El impacto de la transformación de los Jesuitas ha suscitado un amplio debate en la comunidad educativa.  El sociólogo Xavier Martínez-Celorrio aprovechaba para resaltar el conservadurismo de algunos institutos públicos a la hora de innovar, a lo que varios docentes han respondido que las instituciones privadas parten con ventaja de recursos, y que sí hay algunos centros públicos pioneros en este campo.

En el aspecto concreto del trabajo por proyectos, Sanmartí hace su diagnóstico: “Hasta ahora había algunos centros que trabajaban así, pero a contracorriente, y ahora quizás comenzará a pasar al revés. Sin embargo, dudo que el cambio sea generalizado.

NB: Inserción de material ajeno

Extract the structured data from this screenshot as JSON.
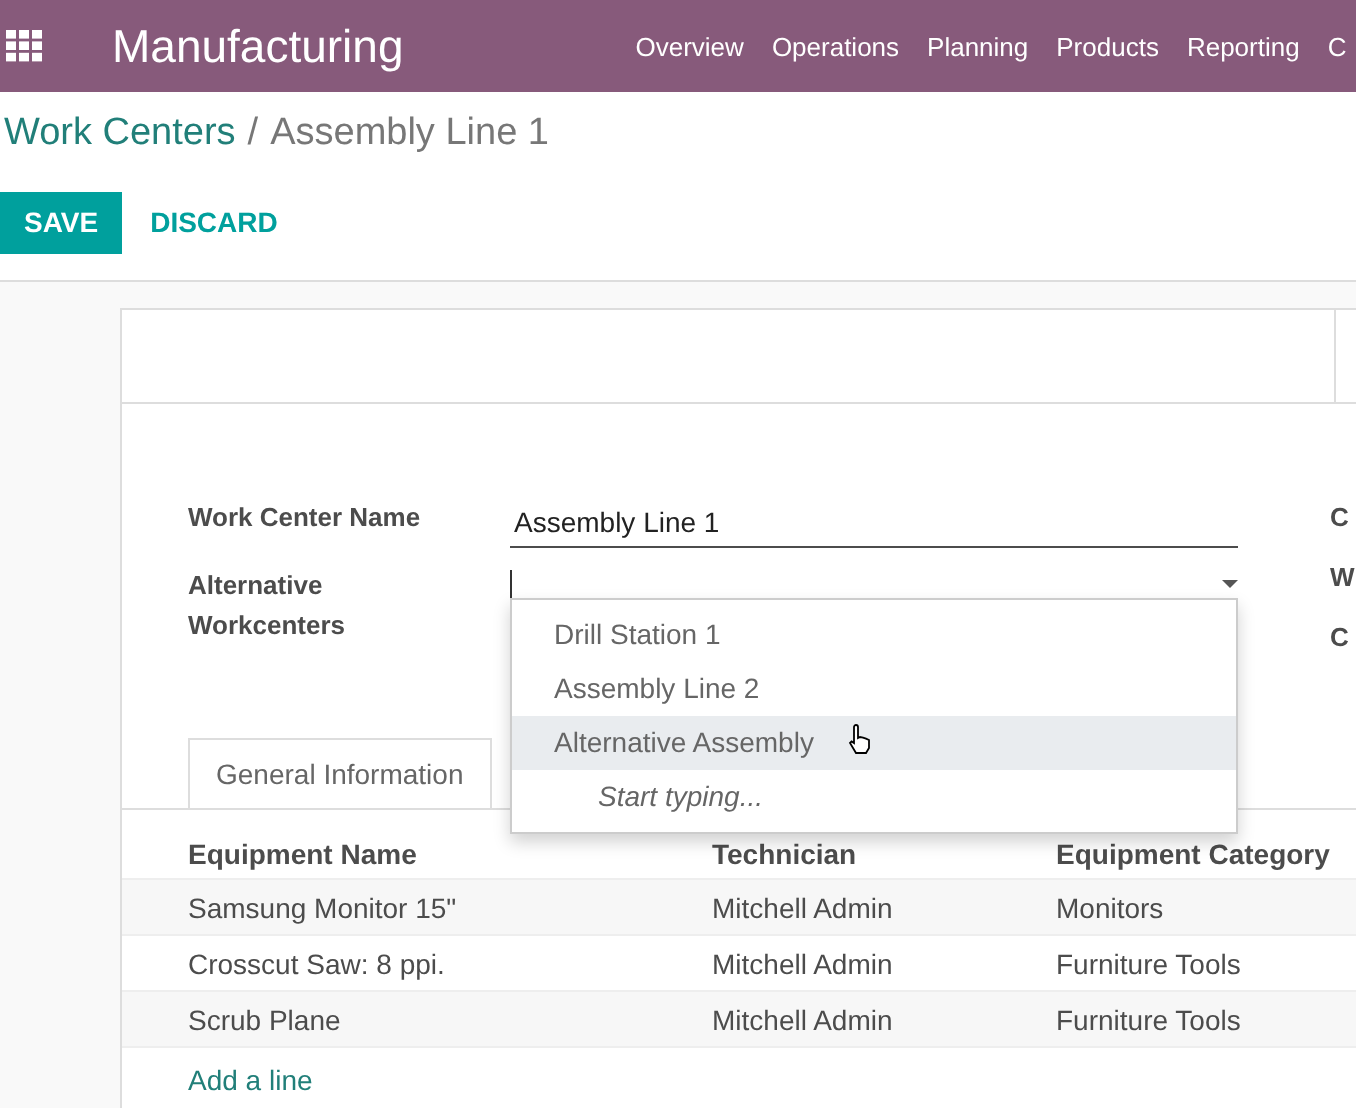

En general, el cambio se genera más en centros nuevos y en los que tienen alumnado difícil; los que ya tienen buenos resultados no se plantean estas transformaciones”, expone.

En cuanto a la Administración catalana, que ya en 2007 incluyó en la ley que había que hacer un proyecto al año en Primaria, Sanmartí opina que “no ha habido ningún otro incentivo en esta línea”. Así, ante la aparente apatía de la Generalitat, algunos centros como el de Sils han hecho su camino. “A nosotros nos han apoyado, y estamos contentos con el papel de la Administración: no nos ha dado grandes edificios ni muchos profesionales, pero nos ha dejado hacer y ha confiado en nuestra propuesta, que ya es bastante importante”, valora Arboleas.

A veces no sólo hay que convencer a la Administración, sino también las familias. “Al principio se nos quejaban porque los niños no llevaban deberes a casa”, recuerda la directora, que cree que las familias tienden a ser muy conservadoras al inicio.

Y es que decir adiós a un pilar del sistema educativo como han sido las asignaturas no es sencillo. Pero Arboleas matiza: “No es decir adiós, porque compartimentar el conocimiento también es práctico a veces, pero lo que no puede ser es que, como hasta ahora, vertebren todo un proyecto educativo o un centro. No tiene sentido”, concluye.